Mehta Hemal, Fraser-Bell Samantha, Nguyen Vuong, Lim Lyndell L, Gillies Mark C
The Save Sight and Eye Health Institute, Sydney Medical School, University of Sydney, Sydney, Australia; The Royal Free London NHS Foundation Trust, London, United Kingdom.
The Save Sight and Eye Health Institute, Sydney Medical School, University of Sydney, Sydney, Australia.
Ophthalmol Retina. 2018 Mar;2(3):231-234. doi: 10.1016/j.oret.2017.06.010. Epub 2017 Aug 23.
To report increasing retreatment interval of intravitreal bevacizumab and dexamethasone implants for diabetic macular edema (DME) in the BEVORDEX trial.
Multicenter randomized clinical trial.
Sixty-eight eyes from 47 patients who completed 2 years of follow-up.
The BEVORDEX study (www.clinicaltrials.gov identifier, NCT01298076), set in Australia, was the first head-to-head trial of bevacizumab (Avastin; Genentech, South San Francisco, CA), with retreatment considered after 4 weeks, versus a slow-release dexamethasone implant (Ozurdex; Allergan Inc., Irvine, CA), with retreatment possible after 16 weeks, for center-involving DME. Study eyes were assessed every 4 weeks for retreatment according to prespecified visual acuity and central macular thickness criteria.
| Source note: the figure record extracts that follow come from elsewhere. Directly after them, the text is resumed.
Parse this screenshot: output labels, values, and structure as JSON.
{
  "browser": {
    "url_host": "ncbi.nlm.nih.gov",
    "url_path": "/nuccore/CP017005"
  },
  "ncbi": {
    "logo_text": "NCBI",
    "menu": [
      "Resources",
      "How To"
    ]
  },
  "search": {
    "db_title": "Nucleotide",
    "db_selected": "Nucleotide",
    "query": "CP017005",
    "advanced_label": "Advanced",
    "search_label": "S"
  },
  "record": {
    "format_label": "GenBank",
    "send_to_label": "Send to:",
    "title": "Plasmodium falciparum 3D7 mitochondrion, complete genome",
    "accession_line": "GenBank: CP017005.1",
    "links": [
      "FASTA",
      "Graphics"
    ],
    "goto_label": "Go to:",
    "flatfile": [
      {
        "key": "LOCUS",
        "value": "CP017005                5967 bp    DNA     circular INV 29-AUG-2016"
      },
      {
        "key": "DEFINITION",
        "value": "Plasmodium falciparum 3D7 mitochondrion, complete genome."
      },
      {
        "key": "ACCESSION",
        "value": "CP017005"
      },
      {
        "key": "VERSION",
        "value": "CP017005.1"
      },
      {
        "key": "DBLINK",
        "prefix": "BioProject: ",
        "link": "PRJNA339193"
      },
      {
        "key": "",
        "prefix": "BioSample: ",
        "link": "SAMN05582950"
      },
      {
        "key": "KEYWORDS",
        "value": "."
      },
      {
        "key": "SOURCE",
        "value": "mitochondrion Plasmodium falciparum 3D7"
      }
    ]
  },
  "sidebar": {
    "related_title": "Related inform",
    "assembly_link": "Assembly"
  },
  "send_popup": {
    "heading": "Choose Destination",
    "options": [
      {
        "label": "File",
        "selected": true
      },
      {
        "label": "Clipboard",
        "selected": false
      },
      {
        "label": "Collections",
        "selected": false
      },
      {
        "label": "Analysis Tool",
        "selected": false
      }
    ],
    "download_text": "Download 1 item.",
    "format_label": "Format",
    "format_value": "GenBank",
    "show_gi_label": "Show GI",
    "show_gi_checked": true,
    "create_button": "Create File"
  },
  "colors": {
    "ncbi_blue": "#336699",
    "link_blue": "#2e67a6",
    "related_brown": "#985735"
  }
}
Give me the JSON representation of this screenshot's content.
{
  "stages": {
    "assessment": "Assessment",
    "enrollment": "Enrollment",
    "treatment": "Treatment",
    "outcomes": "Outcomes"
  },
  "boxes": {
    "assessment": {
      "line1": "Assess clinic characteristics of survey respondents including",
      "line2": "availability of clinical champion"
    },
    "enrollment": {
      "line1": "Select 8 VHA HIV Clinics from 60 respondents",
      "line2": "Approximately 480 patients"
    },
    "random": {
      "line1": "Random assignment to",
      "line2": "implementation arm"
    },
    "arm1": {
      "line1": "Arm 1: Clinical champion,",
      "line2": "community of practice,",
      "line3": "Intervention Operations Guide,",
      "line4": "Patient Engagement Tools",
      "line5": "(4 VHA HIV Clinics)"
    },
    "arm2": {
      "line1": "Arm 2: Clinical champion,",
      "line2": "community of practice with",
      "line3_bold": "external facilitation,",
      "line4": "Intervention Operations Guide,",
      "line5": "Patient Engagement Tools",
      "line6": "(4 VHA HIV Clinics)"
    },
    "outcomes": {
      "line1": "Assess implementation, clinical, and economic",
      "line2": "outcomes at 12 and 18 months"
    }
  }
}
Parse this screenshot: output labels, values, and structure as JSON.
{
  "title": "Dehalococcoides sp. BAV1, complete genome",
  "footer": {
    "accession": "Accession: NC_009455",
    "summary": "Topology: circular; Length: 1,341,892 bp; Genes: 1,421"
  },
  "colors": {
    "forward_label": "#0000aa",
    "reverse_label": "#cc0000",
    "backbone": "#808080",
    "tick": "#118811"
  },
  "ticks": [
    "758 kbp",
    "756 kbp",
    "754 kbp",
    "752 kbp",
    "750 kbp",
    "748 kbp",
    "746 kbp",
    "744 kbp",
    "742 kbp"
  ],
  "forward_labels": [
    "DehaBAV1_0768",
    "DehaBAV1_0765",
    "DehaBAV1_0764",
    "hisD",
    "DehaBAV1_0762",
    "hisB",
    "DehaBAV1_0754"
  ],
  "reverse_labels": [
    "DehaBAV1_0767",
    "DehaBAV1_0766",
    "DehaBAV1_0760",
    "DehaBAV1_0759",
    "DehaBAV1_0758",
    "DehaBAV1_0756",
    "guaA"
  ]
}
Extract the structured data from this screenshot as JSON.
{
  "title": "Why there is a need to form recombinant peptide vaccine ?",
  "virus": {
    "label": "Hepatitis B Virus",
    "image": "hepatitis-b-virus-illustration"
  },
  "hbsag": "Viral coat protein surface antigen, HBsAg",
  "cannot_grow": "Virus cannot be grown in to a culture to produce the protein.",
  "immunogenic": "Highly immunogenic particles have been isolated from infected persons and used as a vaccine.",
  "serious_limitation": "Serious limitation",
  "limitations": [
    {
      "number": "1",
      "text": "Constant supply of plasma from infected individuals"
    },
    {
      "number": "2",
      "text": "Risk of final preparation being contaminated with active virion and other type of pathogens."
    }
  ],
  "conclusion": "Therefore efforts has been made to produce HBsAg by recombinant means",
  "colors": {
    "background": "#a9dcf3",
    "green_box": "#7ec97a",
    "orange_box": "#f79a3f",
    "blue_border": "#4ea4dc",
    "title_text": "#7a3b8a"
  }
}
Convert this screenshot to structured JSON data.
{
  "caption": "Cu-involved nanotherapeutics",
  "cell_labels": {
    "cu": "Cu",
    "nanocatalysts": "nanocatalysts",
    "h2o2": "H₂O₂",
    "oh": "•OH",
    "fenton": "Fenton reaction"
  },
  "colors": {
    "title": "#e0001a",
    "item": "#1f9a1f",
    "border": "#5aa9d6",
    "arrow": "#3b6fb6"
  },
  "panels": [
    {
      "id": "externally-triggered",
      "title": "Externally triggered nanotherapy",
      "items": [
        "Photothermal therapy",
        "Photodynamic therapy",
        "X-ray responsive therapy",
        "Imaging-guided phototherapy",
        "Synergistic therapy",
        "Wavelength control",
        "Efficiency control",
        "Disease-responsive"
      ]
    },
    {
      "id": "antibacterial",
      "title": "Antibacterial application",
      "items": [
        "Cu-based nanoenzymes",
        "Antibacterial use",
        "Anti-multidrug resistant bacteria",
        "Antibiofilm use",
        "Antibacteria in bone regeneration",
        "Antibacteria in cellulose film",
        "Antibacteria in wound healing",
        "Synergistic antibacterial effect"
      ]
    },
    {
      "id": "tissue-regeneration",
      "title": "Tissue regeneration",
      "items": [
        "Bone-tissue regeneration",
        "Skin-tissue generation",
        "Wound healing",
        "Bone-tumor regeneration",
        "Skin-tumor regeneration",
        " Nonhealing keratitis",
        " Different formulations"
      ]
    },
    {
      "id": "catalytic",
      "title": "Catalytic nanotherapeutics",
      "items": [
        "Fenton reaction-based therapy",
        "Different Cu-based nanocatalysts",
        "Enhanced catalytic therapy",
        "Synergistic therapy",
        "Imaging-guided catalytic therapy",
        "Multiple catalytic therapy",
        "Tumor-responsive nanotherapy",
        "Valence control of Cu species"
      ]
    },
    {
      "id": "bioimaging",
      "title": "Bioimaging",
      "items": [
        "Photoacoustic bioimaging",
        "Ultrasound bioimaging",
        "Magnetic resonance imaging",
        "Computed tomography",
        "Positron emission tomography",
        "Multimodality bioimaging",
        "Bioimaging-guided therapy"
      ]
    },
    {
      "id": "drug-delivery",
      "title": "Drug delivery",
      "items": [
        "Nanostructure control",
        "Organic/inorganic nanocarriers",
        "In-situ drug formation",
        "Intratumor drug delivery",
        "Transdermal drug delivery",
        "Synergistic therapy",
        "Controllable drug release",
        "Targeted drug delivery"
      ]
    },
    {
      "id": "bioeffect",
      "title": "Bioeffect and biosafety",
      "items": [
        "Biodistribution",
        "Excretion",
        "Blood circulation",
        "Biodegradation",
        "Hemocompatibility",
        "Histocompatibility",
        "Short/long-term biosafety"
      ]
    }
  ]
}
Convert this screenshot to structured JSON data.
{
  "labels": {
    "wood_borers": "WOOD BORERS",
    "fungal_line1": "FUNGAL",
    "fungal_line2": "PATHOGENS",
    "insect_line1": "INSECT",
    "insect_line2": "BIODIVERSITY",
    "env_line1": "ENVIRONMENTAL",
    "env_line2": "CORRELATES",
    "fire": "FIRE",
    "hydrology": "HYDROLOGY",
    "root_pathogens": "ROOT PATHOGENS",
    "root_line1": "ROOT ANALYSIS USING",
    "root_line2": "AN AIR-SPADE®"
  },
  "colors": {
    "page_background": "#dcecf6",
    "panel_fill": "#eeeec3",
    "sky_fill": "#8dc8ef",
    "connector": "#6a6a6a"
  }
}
In this post hoc analysis, changes in treatment interval over time were examined using mixed-effects regression models. We assessed whether the mean treatment interval changed over time and if this depended on baseline characteristics or the treatment received.
Of the 68 eyes from 47 patients, 67 study eyes received at least 1 retreatment (1 eye in the dexamethasone implant group did not require retreatment over 24 months). Thirty-two eyes received bevacizumab and 35 eyes received dexamethasone implants. Study eyes received a mean of 14.6 injections (standard deviation [SD], 7.8 injections) and 5.6 injections (SD, 1.4 injections) in the bevacizumab and dexamethasone groups, respectively, over 2 years. The mean retreatment interval over the 2-year follow-up period was 70.8 days (SD, 43.8 days) for the bevacizumab group and 145 days (SD, 45.4 days) for the dexamethasone implant group. The mean treatment interval increased over time for both drugs (P = 0.016), independent of which treatment was received (P = 0.808). Longer treatment interval over time was associated with younger age (P = 0.037) and better baseline visual acuity (P = 0.026), but not with gender (P = 0.907) or baseline central macular thickness (P = 0.900).
The increase in treatment interval for both intravitreal bevacizumab and dexamethasone implants over time has implications when informing patients about potential treatment burden for DME, planning intravitreal injections services, and designing future clinical trials. For drugs with a disease-modifying effect, fixed-interval dosing may not be required beyond an initial loading phase.
报告BEVORDEX试验中玻璃体内注射贝伐单抗和地塞米松植入物治疗糖尿病性黄斑水肿(DME)的再治疗间隔时间延长情况。
多中心随机临床试验。
47例患者的68只眼睛完成了2年的随访。
47例患者的68只眼中,67只研究眼至少接受了1次再治疗(地塞米松植入物组有1只眼在24个月内无需再治疗)。32只眼接受了贝伐单抗治疗,35只眼接受了地塞米松植入物治疗。在2年时间里,贝伐单抗组和地塞米松组的研究眼分别平均接受了14.6次注射(标准差[SD],7.8次注射)和5.6次注射(SD,1.4次注射)。在2年的随访期内,贝伐单抗组的平均再治疗间隔为70.8天(SD,43.8天),地塞米松植入物组为145天(SD,45.4天)。两种药物的平均治疗间隔均随时间增加(P = 0.016),与所接受的治疗无关(P = 0.808)。随着时间推移,治疗间隔延长与年龄较小(P = 0.037)和基线视力较好(P = 0.026)相关,但与性别(P = 0.907)或基线中心黄斑厚度(P = 0.900)无关。
随着时间推移,玻璃体内注射贝伐单抗和地塞米松植入物的治疗间隔增加,这在告知患者DME潜在治疗负担、规划玻璃体内注射服务以及设计未来临床试验时具有重要意义。对于具有疾病改善作用的药物,在初始负荷阶段之后可能无需固定间隔给药。